Manusia Post-Modern


Idul Fitri 1431 H
Rumah ini disesaki beragam manusia.

Baju baru menjadi tradisi tak tertulis dalam seremonial ini. Namun kali ini lagi-lagi aku tak memilikinya padahal ayah sudah kirimkan uang jauh-jauh hari untuk membelinya.

Aku terjebak pada rutinitas mencuci piring bersama rekan-rekan sekandung yang lain. Mendekati pukul 14.00 sebuah Innova silver kembali memasuki selasar rumah, dengan ekspresi seadanya aku menuju kedepan dan mencoba seramah mungkin pada tamu.

“Kak ini Om Alim” ayahku memperkenalkan.
”Om, baru nyampe?” sapaku sambil menyalami om Alim dan istrinya.
”Kenalan ma kakak,” intruksi wanita itu pada tiga anaknya.
Kusodorkan tanganku pada ketiga anak berumur 12-an itu. Mereka menunduk menyebutkan nama tanpa menyambut tanganku.
”Bukan muhrim, Kak.” jelas istri omku ini dengan sedikit bercanda yang membuatku tercengang.



Lepas menyelesaikan tugas pokok, kusempatkan bercengkrama dengan gerombolan anak belasan tahun yang bermarkas di taman belakang rumah. Semuanya terlihat sibuk dengan berbagai aktivitas masing-masing namun tetap dengan sebuah Hp yang tak berada jauh dari mereka—padahal aku sendiri lupa dimana meletakkan Hp lepas mengirim ucapan Selamat Idul Fitri kemarin malam, kecuali tiga orang yang sedang beradaptasi dan butuh istirahat ini, Tak ada tanda-tanda mereka membawa Hp.

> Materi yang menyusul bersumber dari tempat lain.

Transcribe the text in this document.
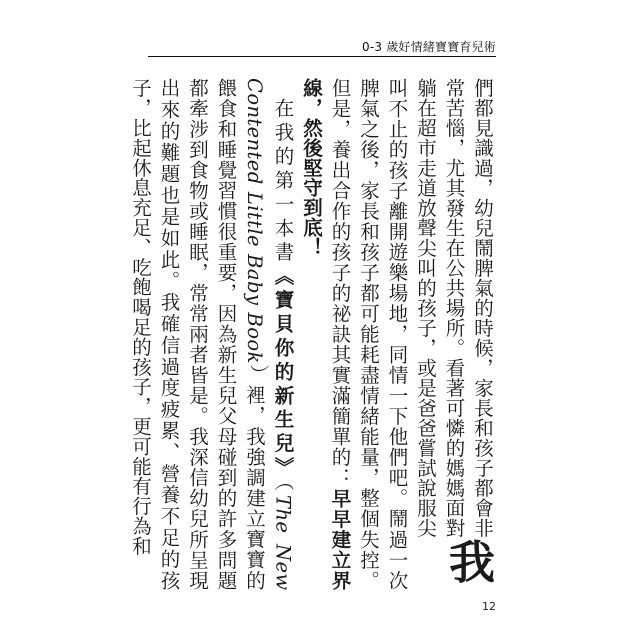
0-3 歲好情緒寶寶育兒術

我
們都見識過，幼兒鬧脾氣的時候，家長和孩子都會非常苦惱，尤其發生在公共場所。看著可憐的媽媽面對躺在超市走道放聲尖叫的孩子，或是爸爸嘗試說服尖叫不止的孩子離開遊樂場地，同情一下他們吧。鬧過一次脾氣之後，家長和孩子都可能耗盡情緒能量，整個失控。但是，養出合作的孩子的祕訣其實滿簡單的：早早建立界線，然後堅守到底！

在我的第一本書《寶貝你的新生兒》（The New Contented Little Baby Book）裡，我強調建立寶寶的餵食和睡覺習慣很重要，因為新生兒父母碰到的許多問題都牽涉到食物或睡眠，常常兩者皆是。我深信幼兒所呈現出來的難題也是如此。我確信過度疲累、營養不足的孩子，比起休息充足、吃飽喝足的孩子，更可能有行為和

12
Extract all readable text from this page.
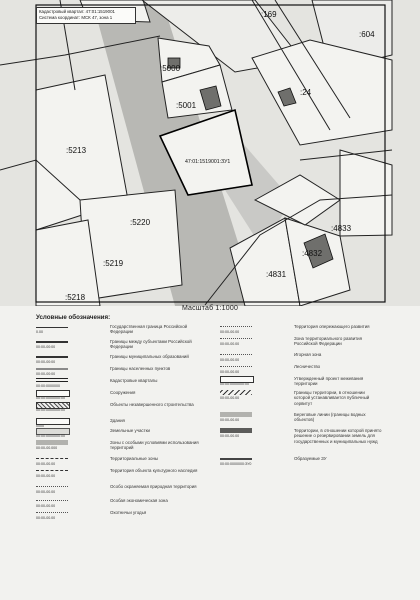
:169
:604
:5000
:5001
:24
:5213
47:01:1519001:ЗУ1
:5220
:4833
:4832
:5219
:4831
:5218
Кадастровый квартал: 47:01:1519001
Система координат: МСК 47, зона 1
Масштаб 1:1000
Условные обозначения:
0.00
Государственная граница Российской Федерации
00:00-00:00
Границы между субъектами Российской Федерации
00:00-00:00
Границы муниципальных образований
00:00-00:00
Границы населенных пунктов
00:00:0000000
Кадастровые кварталы
00:00:0000000:00
Сооружения
00:00:0000000:00
Объекты незавершенного строительства
0000
Здания
00:00:0000000:00
Земельные участки
00:00-00.000
Зоны с особыми условиями использования территорий
00:00-00.00
Территориальные зоны
00:00-00.00
Территория объекта культурного наследия
00:00-00.00
Особо охраняемая природная территория
00:00-00.00
Особая экономическая зона
00:00-00.00
Охотничьи угодья
00:00-00.00
Территория опережающего развития
00:00-00.00
Зона территориального развития Российской Федерации
00:00-00.00
Игорная зона
00:00-00.00
Лесничество
00:00:0000000:00
Утвержденный проект межевания территории
00:00-00.00
Границы территории, в отношении которой устанавливается публичный сервитут
00:00-00.00
Береговые линии (границы водных объектов)
00:00-00.00
Территории, в отношении которой принято решение о резервировании земель для государственных и муниципальных нужд
00:00:0000000:ЗУ0
Образуемые ЗУ
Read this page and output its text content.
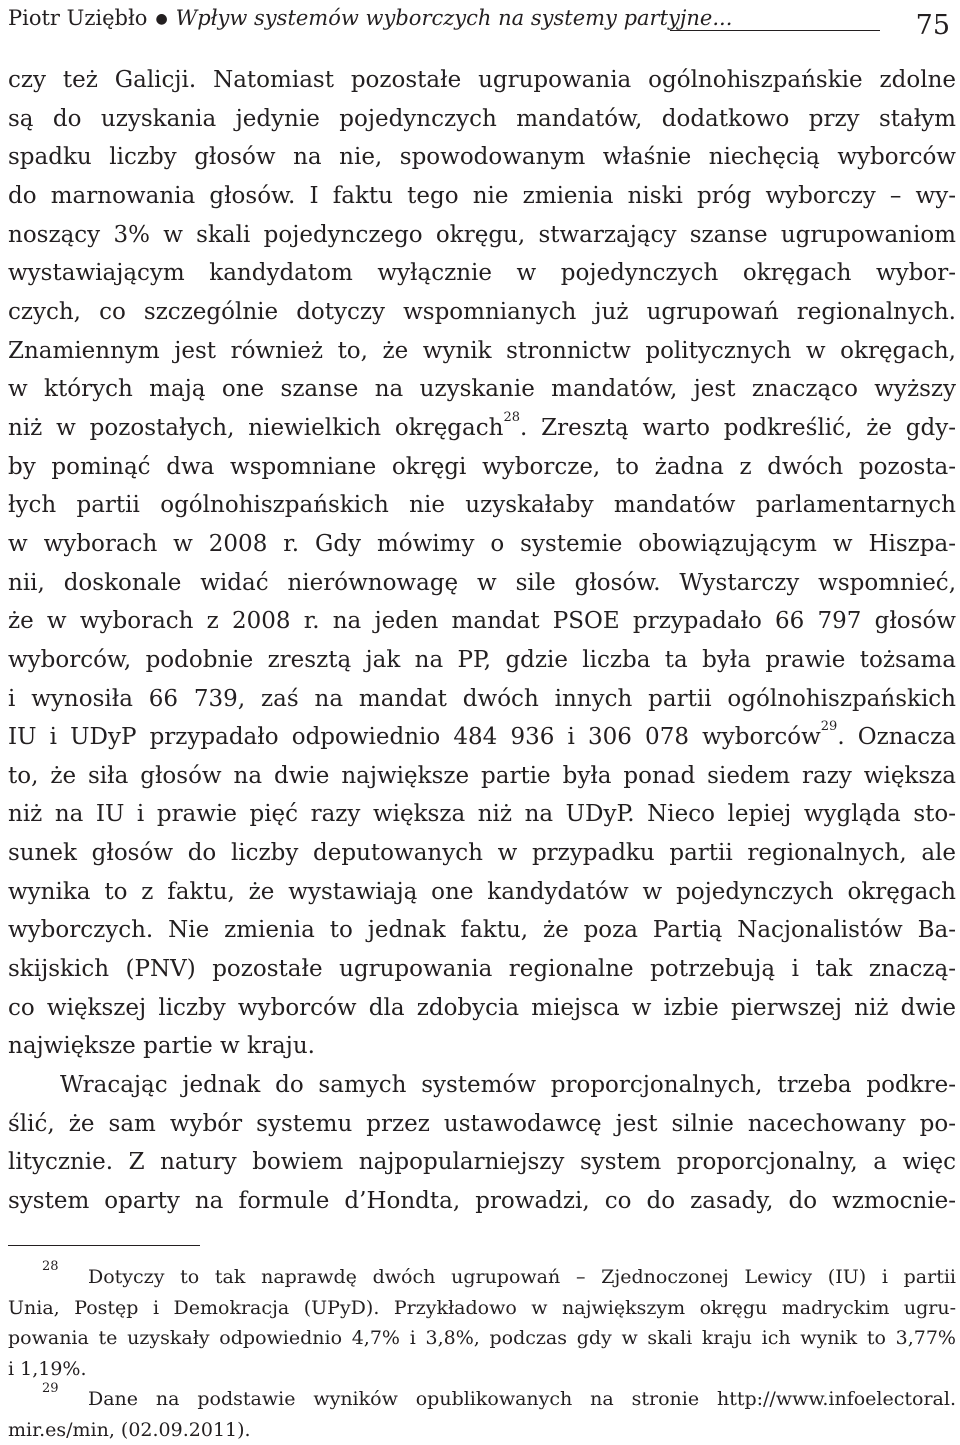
Piotr Uziębło ● Wpływ systemów wyborczych na systemy partyjne...	75
czy też Galicji. Natomiast pozostałe ugrupowania ogólnohiszpańskie zdolne
są do uzyskania jedynie pojedynczych mandatów, dodatkowo przy stałym
spadku liczby głosów na nie, spowodowanym właśnie niechęcią wyborców
do marnowania głosów. I faktu tego nie zmienia niski próg wyborczy – wy-
noszący 3% w skali pojedynczego okręgu, stwarzający szanse ugrupowaniom
wystawiającym kandydatom wyłącznie w pojedynczych okręgach wybor-
czych, co szczególnie dotyczy wspomnianych już ugrupowań regionalnych.
Znamiennym jest również to, że wynik stronnictw politycznych w okręgach,
w których mają one szanse na uzyskanie mandatów, jest znacząco wyższy
niż w pozostałych, niewielkich okręgach$^{28}$. Zresztą warto podkreślić, że gdy-
by pominąć dwa wspomniane okręgi wyborcze, to żadna z dwóch pozosta-
łych partii ogólnohiszpańskich nie uzyskałaby mandatów parlamentarnych
w wyborach w 2008 r. Gdy mówimy o systemie obowiązującym w Hiszpa-
nii, doskonale widać nierównowagę w sile głosów. Wystarczy wspomnieć,
że w wyborach z 2008 r. na jeden mandat PSOE przypadało 66 797 głosów
wyborców, podobnie zresztą jak na PP, gdzie liczba ta była prawie tożsama
i wynosiła 66 739, zaś na mandat dwóch innych partii ogólnohiszpańskich
IU i UDyP przypadało odpowiednio 484 936 i 306 078 wyborców$^{29}$. Oznacza
to, że siła głosów na dwie największe partie była ponad siedem razy większa
niż na IU i prawie pięć razy większa niż na UDyP. Nieco lepiej wygląda sto-
sunek głosów do liczby deputowanych w przypadku partii regionalnych, ale
wynika to z faktu, że wystawiają one kandydatów w pojedynczych okręgach
wyborczych. Nie zmienia to jednak faktu, że poza Partią Nacjonalistów Ba-
skijskich (PNV) pozostałe ugrupowania regionalne potrzebują i tak znaczą-
co większej liczby wyborców dla zdobycia miejsca w izbie pierwszej niż dwie
największe partie w kraju.
Wracając jednak do samych systemów proporcjonalnych, trzeba podkre-
ślić, że sam wybór systemu przez ustawodawcę jest silnie nacechowany po-
litycznie. Z natury bowiem najpopularniejszy system proporcjonalny, a więc
system oparty na formule d’Hondta, prowadzi, co do zasady, do wzmocnie-
$^{28}$ Dotyczy to tak naprawdę dwóch ugrupowań – Zjednoczonej Lewicy (IU) i partii
Unia, Postęp i Demokracja (UPyD). Przykładowo w największym okręgu madryckim ugru-
powania te uzyskały odpowiednio 4,7% i 3,8%, podczas gdy w skali kraju ich wynik to 3,77%
i 1,19%.
$^{29}$ Dane na podstawie wyników opublikowanych na stronie http://www.infoelectoral.
mir.es/min, (02.09.2011).
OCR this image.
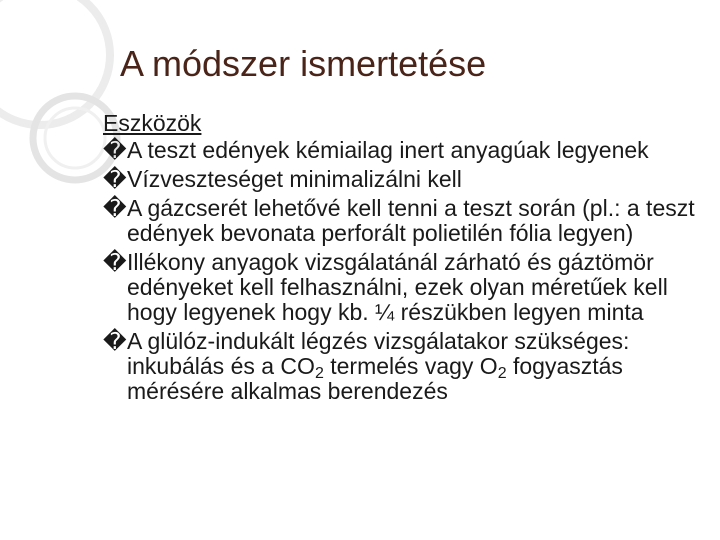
A módszer ismertetése
Eszközök
� A teszt edények kémiailag inert anyagúak legyenek
� Vízveszteséget minimalizálni kell
� A gázcserét lehetővé kell tenni a teszt során (pl.: a teszt edények bevonata perforált polietilén fólia legyen)
� Illékony anyagok vizsgálatánál zárható és gáztömör edényeket kell felhasználni, ezek olyan méretűek kell hogy legyenek hogy kb. ¼ részükben legyen minta
� A glülóz-indukált légzés vizsgálatakor szükséges: inkubálás és a $CO_2$ termelés vagy $O_2$ fogyasztás mérésére alkalmas berendezés
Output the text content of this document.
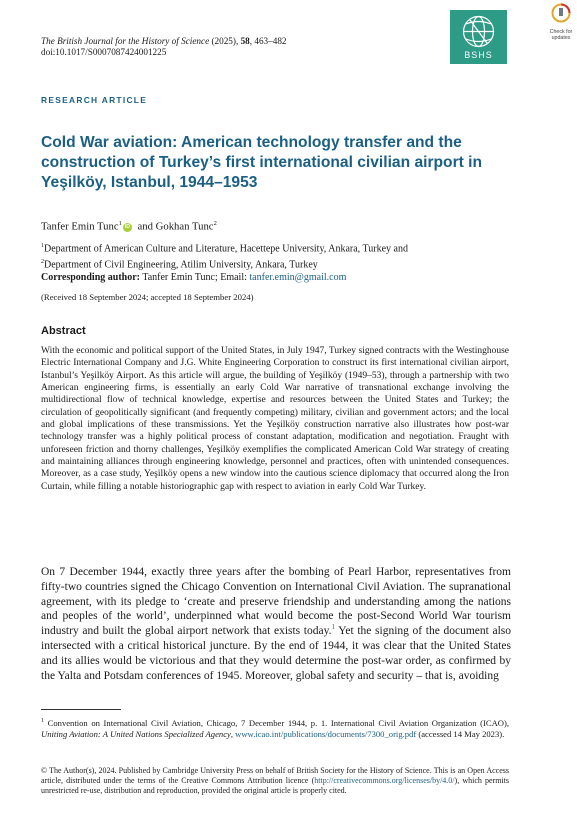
The British Journal for the History of Science (2025), 58, 463–482
doi:10.1017/S0007087424001225	BSHS
Check for updates
RESEARCH ARTICLE
Cold War aviation: American technology transfer and the construction of Turkey’s first international civilian airport in Yeşilköy, Istanbul, 1944–1953
Tanfer Emin Tunc$^1$ iD and Gokhan Tunc$^2$
$^1$Department of American Culture and Literature, Hacettepe University, Ankara, Turkey and
$^2$Department of Civil Engineering, Atilim University, Ankara, Turkey
Corresponding author: Tanfer Emin Tunc; Email: tanfer.emin@gmail.com
(Received 18 September 2024; accepted 18 September 2024)
Abstract

With the economic and political support of the United States, in July 1947, Turkey signed contracts with the Westinghouse Electric International Company and J.G. White Engineering Corporation to construct its first international civilian airport, Istanbul’s Yeşilköy Airport. As this article will argue, the building of Yeşilköy (1949–53), through a partnership with two American engineering firms, is essentially an early Cold War narrative of transnational exchange involving the multidirectional flow of technical knowledge, expertise and resources between the United States and Turkey; the circulation of geopolitically significant (and frequently competing) military, civilian and government actors; and the local and global implications of these transmissions. Yet the Yeşilköy construction narrative also illustrates how post-war technology transfer was a highly political process of constant adaptation, modification and negotiation. Fraught with unforeseen friction and thorny challenges, Yeşilköy exemplifies the complicated American Cold War strategy of creating and maintaining alliances through engineering knowledge, personnel and practices, often with unintended consequences. Moreover, as a case study, Yeşilköy opens a new window into the cautious science diplomacy that occurred along the Iron Curtain, while filling a notable historiographic gap with respect to aviation in early Cold War Turkey.

On 7 December 1944, exactly three years after the bombing of Pearl Harbor, representatives from fifty-two countries signed the Chicago Convention on International Civil Aviation. The supranational agreement, with its pledge to ‘create and preserve friendship and understanding among the nations and peoples of the world’, underpinned what would become the post-Second World War tourism industry and built the global airport network that exists today.$^1$ Yet the signing of the document also intersected with a critical historical juncture. By the end of 1944, it was clear that the United States and its allies would be victorious and that they would determine the post-war order, as confirmed by the Yalta and Potsdam conferences of 1945. Moreover, global safety and security – that is, avoiding

$^1$ Convention on International Civil Aviation, Chicago, 7 December 1944, p. 1. International Civil Aviation Organization (ICAO), Uniting Aviation: A United Nations Specialized Agency, www.icao.int/publications/documents/7300_orig.pdf (accessed 14 May 2023).

© The Author(s), 2024. Published by Cambridge University Press on behalf of British Society for the History of Science. This is an Open Access article, distributed under the terms of the Creative Commons Attribution licence (http://creativecommons.org/licenses/by/4.0/), which permits unrestricted re-use, distribution and reproduction, provided the original article is properly cited.
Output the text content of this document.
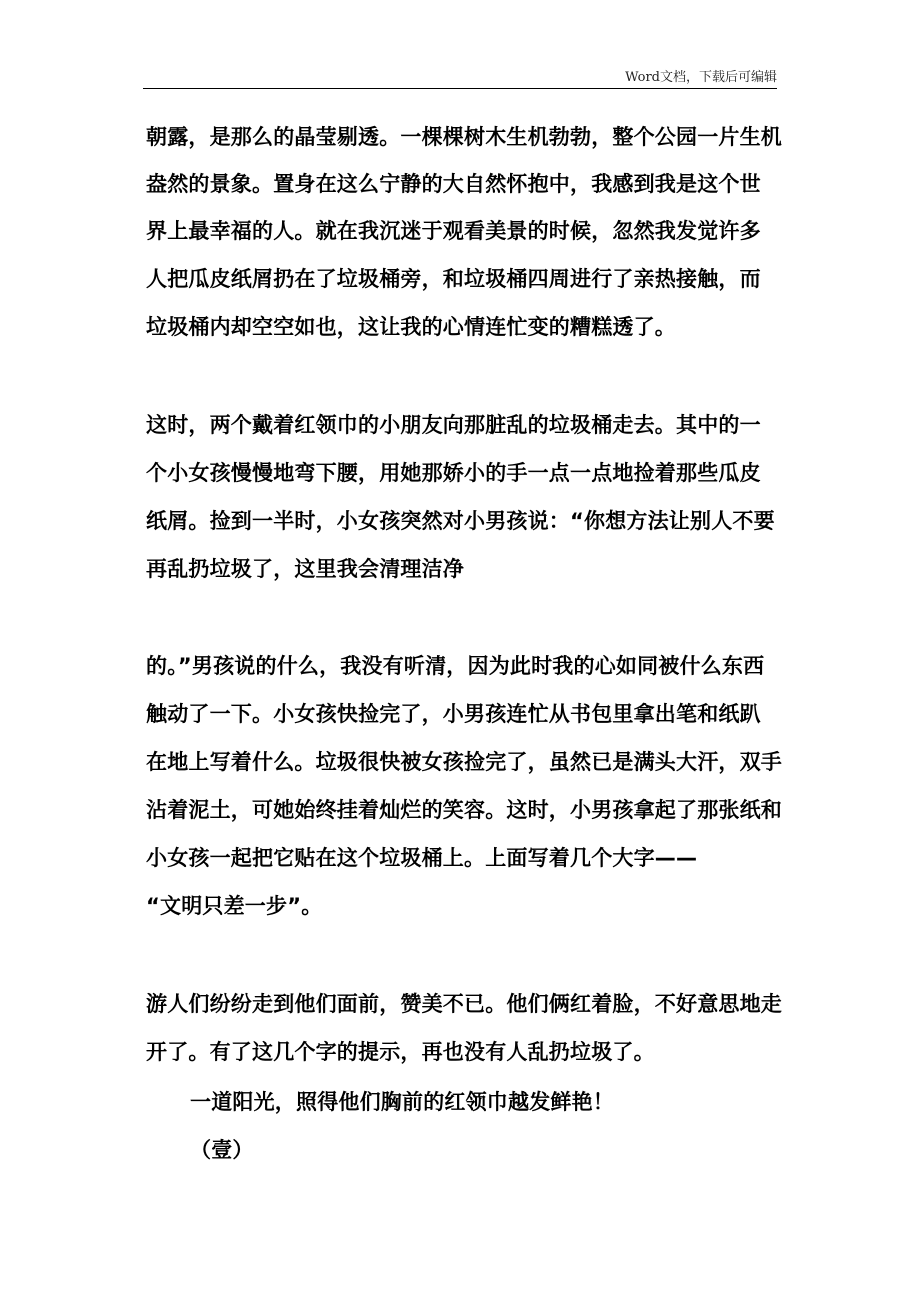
Word文档，下载后可编辑
朝露，是那么的晶莹剔透。一棵棵树木生机勃勃，整个公园一片生机
盎然的景象。置身在这么宁静的大自然怀抱中，我感到我是这个世
界上最幸福的人。就在我沉迷于观看美景的时候，忽然我发觉许多
人把瓜皮纸屑扔在了垃圾桶旁，和垃圾桶四周进行了亲热接触，而
垃圾桶内却空空如也，这让我的心情连忙变的糟糕透了。
这时，两个戴着红领巾的小朋友向那脏乱的垃圾桶走去。其中的一
个小女孩慢慢地弯下腰，用她那娇小的手一点一点地捡着那些瓜皮
纸屑。捡到一半时，小女孩突然对小男孩说：“你想方法让别人不要
再乱扔垃圾了，这里我会清理洁净
的。”男孩说的什么，我没有听清，因为此时我的心如同被什么东西
触动了一下。小女孩快捡完了，小男孩连忙从书包里拿出笔和纸趴
在地上写着什么。垃圾很快被女孩捡完了，虽然已是满头大汗，双手
沾着泥土，可她始终挂着灿烂的笑容。这时，小男孩拿起了那张纸和
小女孩一起把它贴在这个垃圾桶上。上面写着几个大字——
“文明只差一步”。
游人们纷纷走到他们面前，赞美不已。他们俩红着脸，不好意思地走
开了。有了这几个字的提示，再也没有人乱扔垃圾了。
一道阳光，照得他们胸前的红领巾越发鲜艳！
（壹）
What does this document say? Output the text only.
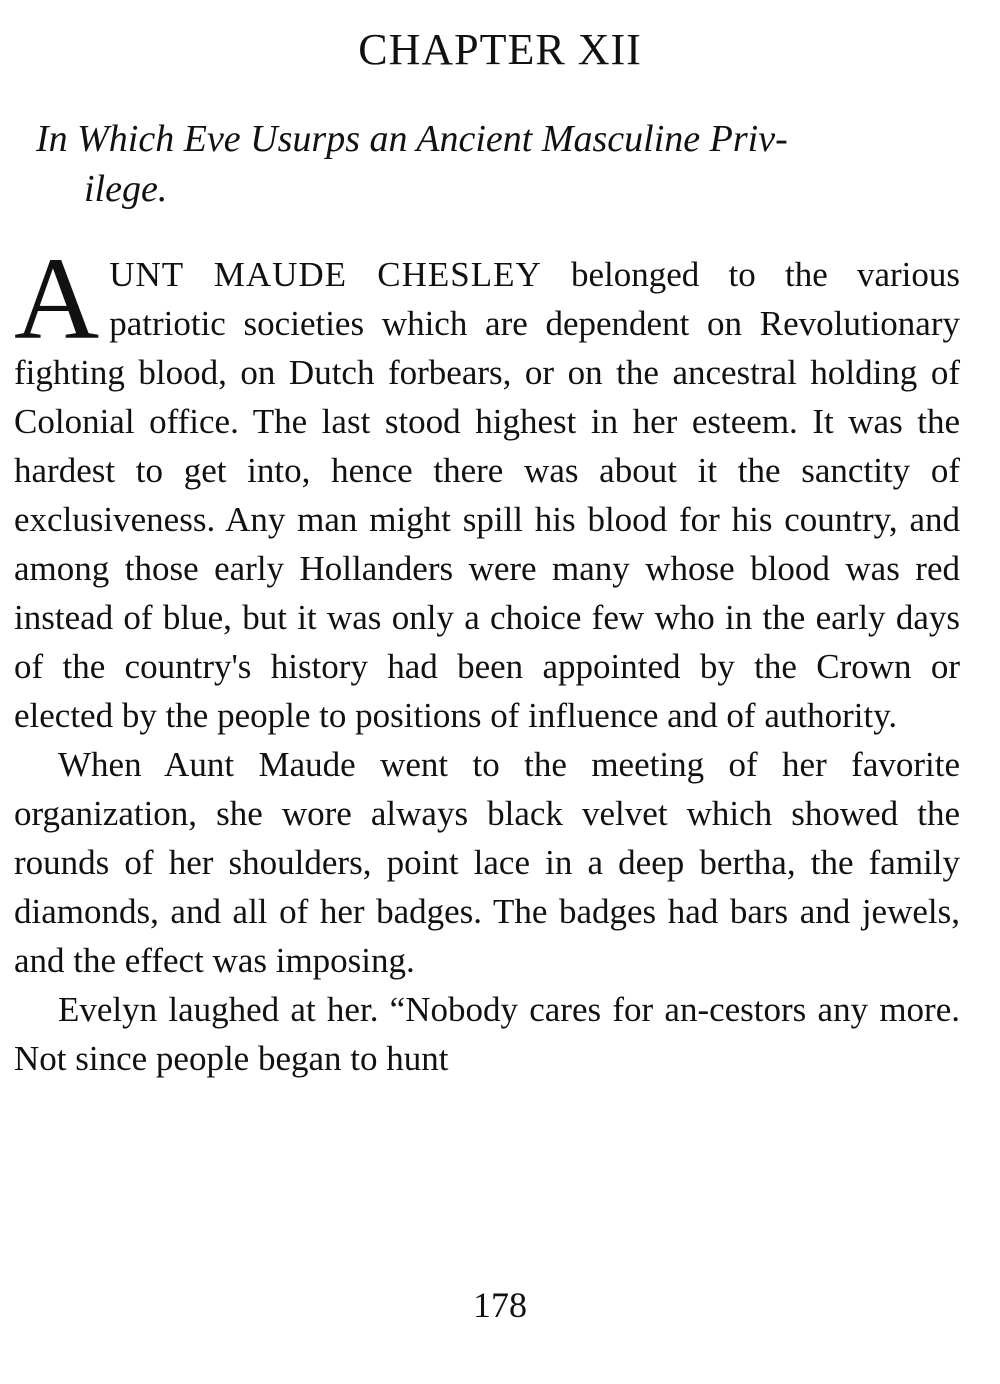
CHAPTER XII
In Which Eve Usurps an Ancient Masculine Priv-
ilege.

AUNT MAUDE CHESLEY belonged to the various patriotic societies which are dependent on Revolutionary fighting blood, on Dutch forbears, or on the ancestral holding of Colonial office. The last stood highest in her esteem. It was the hardest to get into, hence there was about it the sanctity of exclusiveness. Any man might spill his blood for his country, and among those early Hollanders were many whose blood was red instead of blue, but it was only a choice few who in the early days of the country's history had been appointed by the Crown or elected by the people to positions of influence and of authority.

When Aunt Maude went to the meeting of her favorite organization, she wore always black velvet which showed the rounds of her shoulders, point lace in a deep bertha, the family diamonds, and all of her badges. The badges had bars and jewels, and the effect was imposing.

Evelyn laughed at her. “Nobody cares for an-cestors any more. Not since people began to hunt

178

Padahal konon katanya Om Alim seorang owner Perusahaan besar dalam bidang pengolahan limbah perusahaan pertambangan.

Azzan Ashar berkumandang, aku berusaha untuk meninggalkan segala aktivitas namun yang lain bahkan tidak bergerak untuk shalat diawal waktu. Yang membuatku tercengang adalah Om Alim sedang mengumandangkan azzan ashar di mushalla rumah. Sedang tiga jagoannya telah berbaris di belakangnya seolah tak mau meninggalkan kesempatan dua Rakaat Shalat Rawatib.

 Lepas Ashar kami semua bersiap-siap untuk bergerak mengunjungi rumah saudara-saudara yang lebih tua dengan berbondong-bondong, karena siap terakhir aku masuk ke mobil yang masih kosong dan satu-satunya yang kosong adalah mobil Om Alim.

Dengan vinil kaca yang kutebak kami dapat leluasa memandang keluar tanpa diperhatikan orang. Kupancing sebuah pembicaraan dengan memberi candaan mengenai pengendara sepeda motor di depan kami. Namun begitu garing, terbukti mereka hanya tersenyum kecil.

Sepanjang perjalanan musik yang diputar berada diseputaran Nasyid dan Murattal Qur’an.
”Kakak mau jadi arsitek hebat ya?” tanya Om Alim memecah hening.
”Insya Allah, Om.”
Keheningan mencair, Om Alim mulai bercerita,”Mereka lomba kemarin Kak waktu Ramadhan siapa yang paling banyak hapalannya sama yang sering khatam.”
”Sapa yang juara?” tanya Om Alim memancing ketiga putranya.
”Bang Farah Yah, 4 kali khatam Qur’an.”
”Wah, tapi hapalannya abang masih gak lancar di surat Nuh”
Aku tercengang menyaksikan tiga anak ingusan ini berdiskusi serius.
”Ok Bang coba sambung ya surat yang Ayah baca.”

Aku mengeluarkan Al-Qur’an kecil untuk menyimak hapalan anak SMP ini, kurasa hapalan yang baik. Namun, dengan seloroh Hubam menyahut, ”Ada empat kesalahan.” Semuanya mengenai penempatan huku Mad.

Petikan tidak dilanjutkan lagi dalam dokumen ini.